De acordo com a deputada, o financiamento deverá servir para “implementar medidas para ampliação e correcção da rede de drenagem” e reforçar a “acção inspectiva” nas unidades industriais da região ligadas à pecuária e à produção de azeite.

“[…] São conhecidas e estão já identificadas como realizando descargas ilegais nas linhas de água. […] Há um problema grave que tem a ver com a junção das redes de águas pluviais e das águas residuais, o que faz que, quando chove muito, a quantidade de efluentes que chega às ETAR’S [estações de tratamento de águas residuais] não consegue ser tratada, o que leva a descargas no rio”, observou.

A deputada eleita pelo distrito de Santarém alertou ainda para a necessidade de “obras de beneficiação” na ETAR’S, nomeadamente na ETAR de Seiça.

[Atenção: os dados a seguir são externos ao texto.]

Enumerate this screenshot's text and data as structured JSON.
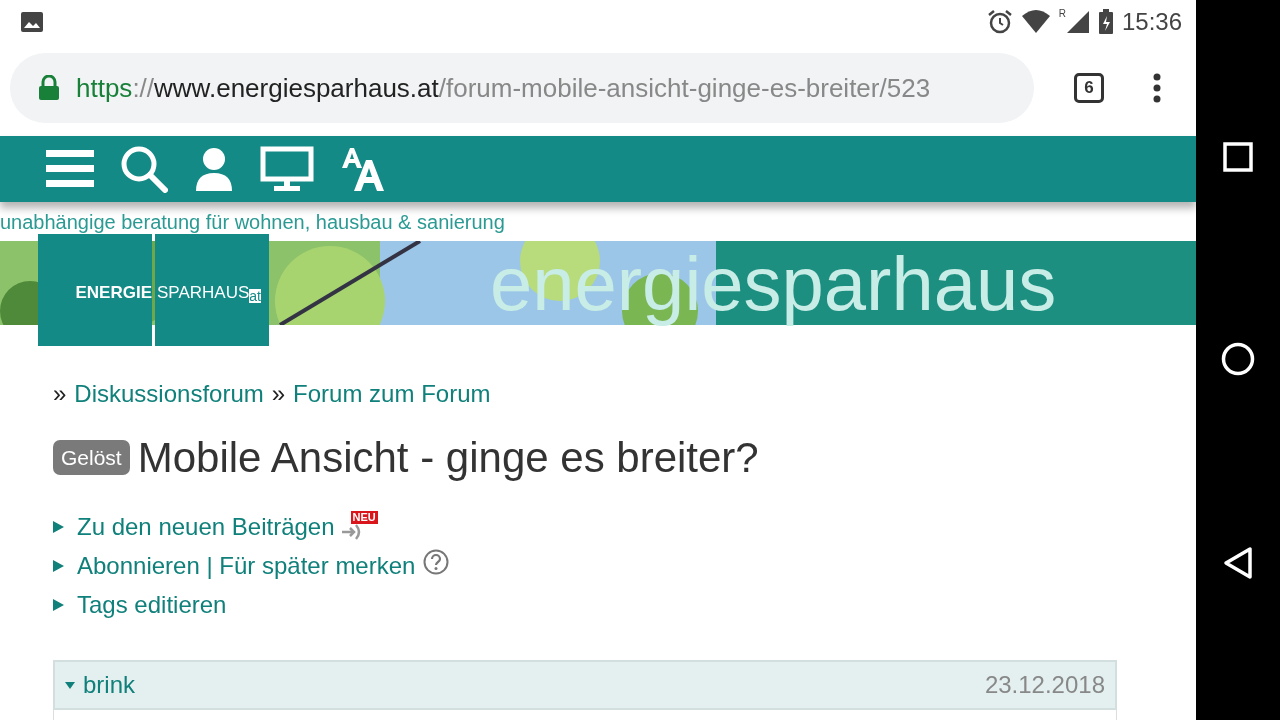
{
  "status_bar": {
    "roaming": "R",
    "time": "15:36"
  },
  "browser": {
    "url_scheme": "https",
    "url_sep": "://",
    "url_host": "www.energiesparhaus.at",
    "url_path": "/forum-mobile-ansicht-ginge-es-breiter/523",
    "tab_count": "6"
  },
  "site": {
    "tagline": "unabhängige beratung für wohnen, hausbau & sanierung",
    "logo_left": "ENERGIE",
    "logo_right": "SPARHAUS",
    "logo_suffix": "at",
    "banner_text": "energiesparhaus"
  },
  "breadcrumb": [
    {
      "sep": "»",
      "label": "Diskussionsforum"
    },
    {
      "sep": "»",
      "label": "Forum zum Forum"
    }
  ],
  "thread": {
    "badge": "Gelöst",
    "title": "Mobile Ansicht - ginge es breiter?"
  },
  "links": [
    {
      "kind": "new",
      "label": "Zu den neuen Beiträgen",
      "badge": "NEU"
    },
    {
      "kind": "help",
      "label": "Abonnieren | Für später merken"
    },
    {
      "kind": "plain",
      "label": "Tags editieren"
    }
  ],
  "post": {
    "author": "brink",
    "date": "23.12.2018",
    "expanded": true
  }
}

“Todas as medidas exigem recursos financeiros, exigem recursos humanos, para que, de uma vez por todas, se resolva o problema de poluição do rio Nabão”, reiterou.

Questionada sobre o montante necessário para resolver a situação, Fabíola Cardoso explicou que não é função do BE avançar com valores, mas que a empresa Tejo Ambiente tem “avançado com montantes na ordem dos 15 milhões de euros”.

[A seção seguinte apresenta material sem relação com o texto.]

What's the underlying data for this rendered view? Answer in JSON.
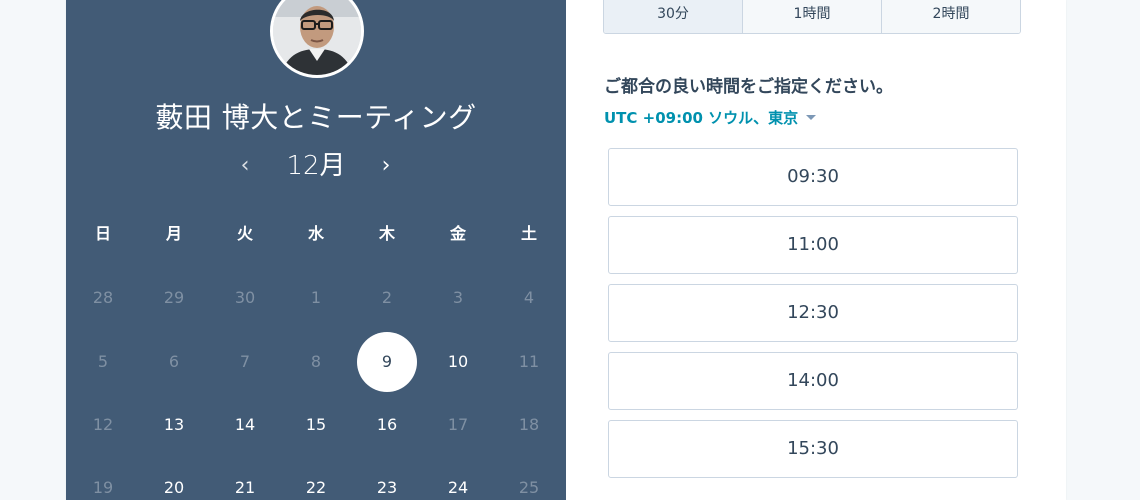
{
  "meeting": {
    "title": "藪田 博大とミーティング"
  },
  "calendar": {
    "month": "12月",
    "weekdays": [
      "日",
      "月",
      "火",
      "水",
      "木",
      "金",
      "土"
    ],
    "weeks": [
      [
        {
          "d": "28",
          "s": "disabled"
        },
        {
          "d": "29",
          "s": "disabled"
        },
        {
          "d": "30",
          "s": "disabled"
        },
        {
          "d": "1",
          "s": "disabled"
        },
        {
          "d": "2",
          "s": "disabled"
        },
        {
          "d": "3",
          "s": "disabled"
        },
        {
          "d": "4",
          "s": "disabled"
        }
      ],
      [
        {
          "d": "5",
          "s": "disabled"
        },
        {
          "d": "6",
          "s": "disabled"
        },
        {
          "d": "7",
          "s": "disabled"
        },
        {
          "d": "8",
          "s": "disabled"
        },
        {
          "d": "9",
          "s": "selected"
        },
        {
          "d": "10",
          "s": "available"
        },
        {
          "d": "11",
          "s": "disabled"
        }
      ],
      [
        {
          "d": "12",
          "s": "disabled"
        },
        {
          "d": "13",
          "s": "available"
        },
        {
          "d": "14",
          "s": "available"
        },
        {
          "d": "15",
          "s": "available"
        },
        {
          "d": "16",
          "s": "available"
        },
        {
          "d": "17",
          "s": "disabled"
        },
        {
          "d": "18",
          "s": "disabled"
        }
      ],
      [
        {
          "d": "19",
          "s": "disabled"
        },
        {
          "d": "20",
          "s": "available"
        },
        {
          "d": "21",
          "s": "available"
        },
        {
          "d": "22",
          "s": "available"
        },
        {
          "d": "23",
          "s": "available"
        },
        {
          "d": "24",
          "s": "available"
        },
        {
          "d": "25",
          "s": "disabled"
        }
      ]
    ]
  },
  "durations": [
    {
      "label": "30分",
      "active": true
    },
    {
      "label": "1時間",
      "active": false
    },
    {
      "label": "2時間",
      "active": false
    }
  ],
  "prompt": "ご都合の良い時間をご指定ください。",
  "timezone": "UTC +09:00 ソウル、東京",
  "slots": [
    "09:30",
    "11:00",
    "12:30",
    "14:00",
    "15:30"
  ],
  "colors": {
    "panel": "#425b76",
    "accent": "#0091ae",
    "text": "#33475b"
  },
  "icons": {
    "prev": "chevron-left-icon",
    "next": "chevron-right-icon",
    "dropdown": "caret-down-icon"
  }
}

“Podem parecer valores altos, mas, se considerarmos que estamos a falar de investimentos que podem ser financiados com recurso a fundos europeus, nomeadamente aos fundos do plano de recuperação e resiliência, talvez esta seja uma janela de oportunidade para resolver este problema”, realçou.

O grupo parlamentar do BE recomendou na sexta-feira ao Governo a implementação de medidas urgentes para a despoluição e recuperação do Rio Nabão.

Em comunicado, o grupo parlamentar do BE disse que entregou na Assembleia da República um projecto de resolução para que o Governo assegure o financiamento, com urgência, da despoluição do Rio Nabão.

No documento, assinado pelos 19 deputados do BE no parlamento, é lembrado que a “poluição do Rio Nabão e seus afluentes persiste há décadas” e que as “descargas ilegais de efluentes provenientes da actividade industrial da região são frequentes e conhecidas por contaminar as linhas de águas locais”.